Though his remedy is excessive and doomed to failure, Mr. Guiliani has a point. There are talented artists aplenty who never have the opportunity to exhibit in our exalted cultural emporia because they aim for esthetic fulfillment and not for momentary shock or monetary gain. There are mediocre artists who know that dissing religion is a reliable meal ticket, an attention-grabber for museums that seek to boost their attendance. The Brooklyn Museum is one of the architectural wonders of the western world, with top-flight exhibitions to boot. It should not have to stoop so often to the tawdry. But it wants to attract more viewers and this results in offensive displays of works by artists skilled at self-promotion who have the cultural illiterati to serve as their claque.

The Mayor again took the bait, thereby providing tons of publicity for that which he purports to loathe and ensuring a far greater turnout for a display that on its merits would have attracted little interest. An explanation of this behavior is better left to students of psychology.

For all of City Hall’s folly, the Brooklyn Museum is wrong and it is contributing again to an anti-religious field day. Cultural arbiters should be able to distinguish between what is constitutionally protected – as virtually all art is – and what they select for display. The art world is, after all, deeply implicated in processes of selection and exclusion, of subjective choices of what is to be preferred or ignored. There is no compelling reason to give preference to what is hostile to religion, unless those who make the choice are hostile to religion.

This latest incident illustrates the ingrained American hypocrisy about religion. We talk a good game and we want our Presidents to go to church. We also revel in symbolic acts that convey the notion that we are a religious people. In fact, we are not, if only because hedonism and consumerism are antithetical to the spiritual dignity that is essential for a religious life.

We had another display of this problematic approach to religion when Jeff Van Gundy, the coach of the Knicks, criticized the pre-game private prayer sessions conducted for some of his players. To make matters worse, said the coach, players from the opposing teams join in these sessions. “Everybody is hugging before games, praying together.” I guess it’s preferable for players to choke the coach or slug each other or engage in off-court antics that may land them in jail. These are the appropriate American role models, not the huggers or the prayers.

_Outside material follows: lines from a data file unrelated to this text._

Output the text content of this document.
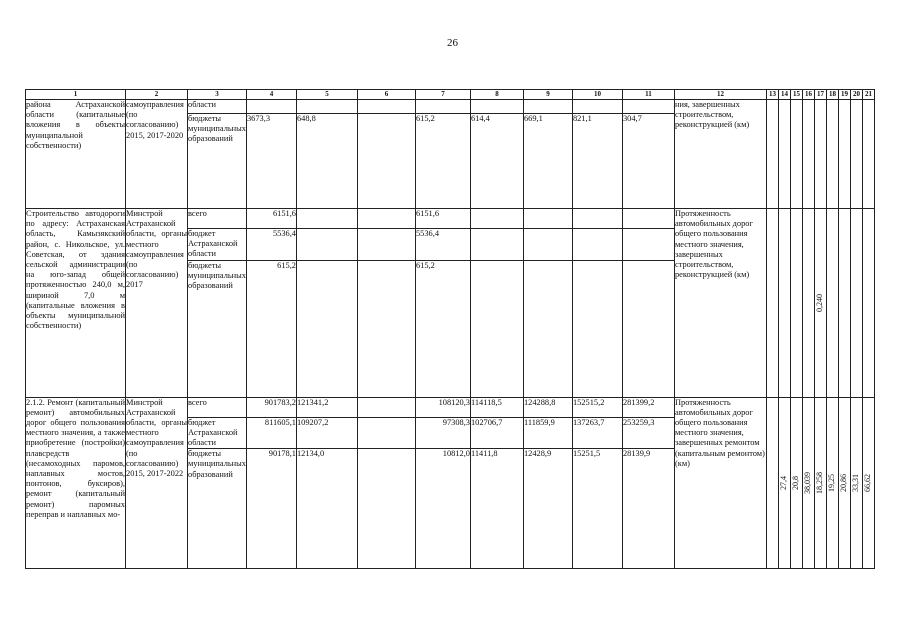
26
1	2	3	4	5	6	7	8	9	10	11	12	13	14	15	16	17	18	19	20	21
района Астраханской области (капитальные вложения в объекты муниципальной собственности)	самоуправления (по согласованию) 2015, 2017-2020	области									ния, завершенных строительством, реконструкцией (км)									
		бюджеты муниципальных образований	3673,3	648,8		615,2	614,4	669,1	821,1	304,7										
Строительство автодороги по адресу: Астраханская область, Камызякский район, с. Никольское, ул. Советская, от здания сельской администрации на юго-запад общей протяженностью 240,0 м, шириной 7,0 м (капитальные вложения в объекты муниципальной собственности)	Минстрой Астраханской области, органы местного самоуправления (по согласованию) 2017	всего	6151,6			6151,6					Протяженность автомобильных дорог общего пользования местного значения, завершенных строительством, реконструкцией (км)					0,240				

		бюджет Астраханской области	5536,4			5536,4														
		бюджеты муниципальных образований	615,2			615,2														
2.1.2. Ремонт (капитальный ремонт) автомобильных дорог общего пользования местного значения, а также приобретение (постройки) плавсредств (несамоходных паромов, наплавных мостов, понтонов, буксиров), ремонт (капитальный ремонт) паромных переправ и наплавных мо-	Минстрой Астраханской области, органы местного самоуправления (по согласованию) 2015, 2017-2022	всего	901783,2	121341,2		108120,3	114118,5	124288,8	152515,2	281399,2	Протяженность автомобильных дорог общего пользования местного значения, завершенных ремонтом (капитальным ремонтом) (км)		27,4	20,8	38,039	18,258	19,25	20,86	33,31	66,62

		бюджет Астраханской области	811605,1	109207,2		97308,3	102706,7	111859,9	137263,7	253259,3										
		бюджеты муниципальных образований	90178,1	12134,0		10812,0	11411,8	12428,9	15251,5	28139,9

Van Gundy acknowledges that he was wrong to speak out, but he continues to believe that prayer sessions are inappropriate. Charlie Ward is probably the Knicks leading prayer, although as a player he is no more than a solid journeyman. He always displays a quiet dignity which suggests that there are other things on his mind, as if he knows that what he does as a Knick is only a game and the spiritual dimension of his life is far more important.

Ward does not accept his coach’s strictures about prayer. This is not the first time that his religious commitment has placed him at odds with the dominant ethos of the sports world. Several years ago, he challenged the policy of allowing women reporters into the locker rooms after the games when the athletes were dressing, showering, etc. Ward did no more than claim for himself a sense of modesty that most of us naturally insist on in our own homes. Furthermore, it has often been suggested that privacy is a basic right. Still, he was rebuffed, largely because the political correctness crowd believes that to deny women reporters the right to enter dressing rooms when male reporters are permitted to enter violates the notion of equal protection. This tenuous position was embraced years ago by a local federal judge who no one regards as a pillar of the judiciary.

As Steven Carter has argued, this country needs to respect religious sensibilities and to recognize that religion is usually (but not always) a force for good.